Given the robust standard error results, a simplified model focusing on reliable relationships was estimated (Figure 4). The model retains the high-danger shot and rebound interaction (β = -40.512, p < 0.001) while treating secondary skills as direct effects. Rebound rate emerges as the dominant predictor (β = 2.6679, p < 0.001), while physical engagement shows a positive direct effect (β = 0.01, p < 0.01).
These findings fundamentally address the research question by revealing that goal production operates through a skill specialization framework rather than skill complementarity. The dominance of rebound generation over high-danger shooting challenges conventional assumptions about offensive skill hierarchy, while the fragility of interaction effects under robust standard errors suggests that individual skill excellence may be more important than skill combinations. This has significant implications for player evaluation and development, supporting focused skill specialization rather than attempting to maximize all abilities simultaneously.

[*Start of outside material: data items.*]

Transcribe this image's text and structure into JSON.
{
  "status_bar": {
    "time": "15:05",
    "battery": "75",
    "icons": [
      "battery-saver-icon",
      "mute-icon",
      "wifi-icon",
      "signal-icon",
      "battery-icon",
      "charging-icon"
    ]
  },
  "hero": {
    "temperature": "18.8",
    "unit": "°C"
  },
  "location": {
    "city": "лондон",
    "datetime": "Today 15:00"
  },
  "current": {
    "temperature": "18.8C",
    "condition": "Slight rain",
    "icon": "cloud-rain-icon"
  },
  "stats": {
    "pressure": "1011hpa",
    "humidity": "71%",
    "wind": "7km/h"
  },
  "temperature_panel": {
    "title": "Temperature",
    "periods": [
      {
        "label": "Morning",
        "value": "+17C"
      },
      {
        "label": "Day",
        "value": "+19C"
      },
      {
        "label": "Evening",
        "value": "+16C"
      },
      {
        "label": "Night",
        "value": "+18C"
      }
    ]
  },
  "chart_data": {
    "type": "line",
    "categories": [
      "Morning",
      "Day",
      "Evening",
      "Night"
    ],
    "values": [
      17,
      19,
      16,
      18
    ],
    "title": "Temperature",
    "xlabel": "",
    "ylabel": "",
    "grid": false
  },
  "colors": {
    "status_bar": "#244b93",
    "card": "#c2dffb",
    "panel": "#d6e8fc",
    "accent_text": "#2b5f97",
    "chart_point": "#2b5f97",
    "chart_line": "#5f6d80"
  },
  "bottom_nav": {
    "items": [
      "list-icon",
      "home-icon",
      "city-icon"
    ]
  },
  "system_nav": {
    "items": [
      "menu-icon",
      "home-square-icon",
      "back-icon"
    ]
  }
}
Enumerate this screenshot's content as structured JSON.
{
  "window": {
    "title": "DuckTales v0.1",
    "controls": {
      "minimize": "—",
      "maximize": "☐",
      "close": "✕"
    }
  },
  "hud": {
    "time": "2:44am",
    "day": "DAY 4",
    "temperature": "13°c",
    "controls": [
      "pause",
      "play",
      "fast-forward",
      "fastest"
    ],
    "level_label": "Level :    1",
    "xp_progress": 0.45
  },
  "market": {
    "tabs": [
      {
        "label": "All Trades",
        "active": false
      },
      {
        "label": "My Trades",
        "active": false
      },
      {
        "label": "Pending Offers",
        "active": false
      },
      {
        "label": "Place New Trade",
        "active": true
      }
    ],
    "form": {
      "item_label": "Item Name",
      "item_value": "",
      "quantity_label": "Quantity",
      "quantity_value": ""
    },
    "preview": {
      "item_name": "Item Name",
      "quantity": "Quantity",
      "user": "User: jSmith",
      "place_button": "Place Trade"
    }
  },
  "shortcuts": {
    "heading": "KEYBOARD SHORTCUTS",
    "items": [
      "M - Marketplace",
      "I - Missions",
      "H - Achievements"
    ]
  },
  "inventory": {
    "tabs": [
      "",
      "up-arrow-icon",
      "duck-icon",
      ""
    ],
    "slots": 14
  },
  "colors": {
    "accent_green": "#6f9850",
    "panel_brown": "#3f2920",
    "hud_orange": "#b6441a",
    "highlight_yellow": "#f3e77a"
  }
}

These findings challenge conventional assumptions about skill complementarity in hockey analytics and support a skill specialization system for player evaluation. Teams should prioritize players who excel in rebound generation and consider that developing multiple offensive skills simultaneously may yield diminishing returns. The results suggest that effective player development strategies should focus on maximizing specific abilities rather than attempting to enhance all skills equally.
The analysis focuses on individual-level performance without accounting for team context, linemate effects, or defensive systems that may moderate skill interactions. The loss of interaction significance under robust standard errors highlights the sensitivity of these relationships to statistical assumptions. Additionally, the study examines only offensive skills, excluding defensive contributions that may influence overall player value.
Future studies should explore positional differences in skill complementarity, examine how team systems moderate individual skill effectiveness, and investigate the temporal dynamics of skill development. Research incorporating defensive context and team-level factors would provide a more comprehensive understanding of skill interactions in hockey performance.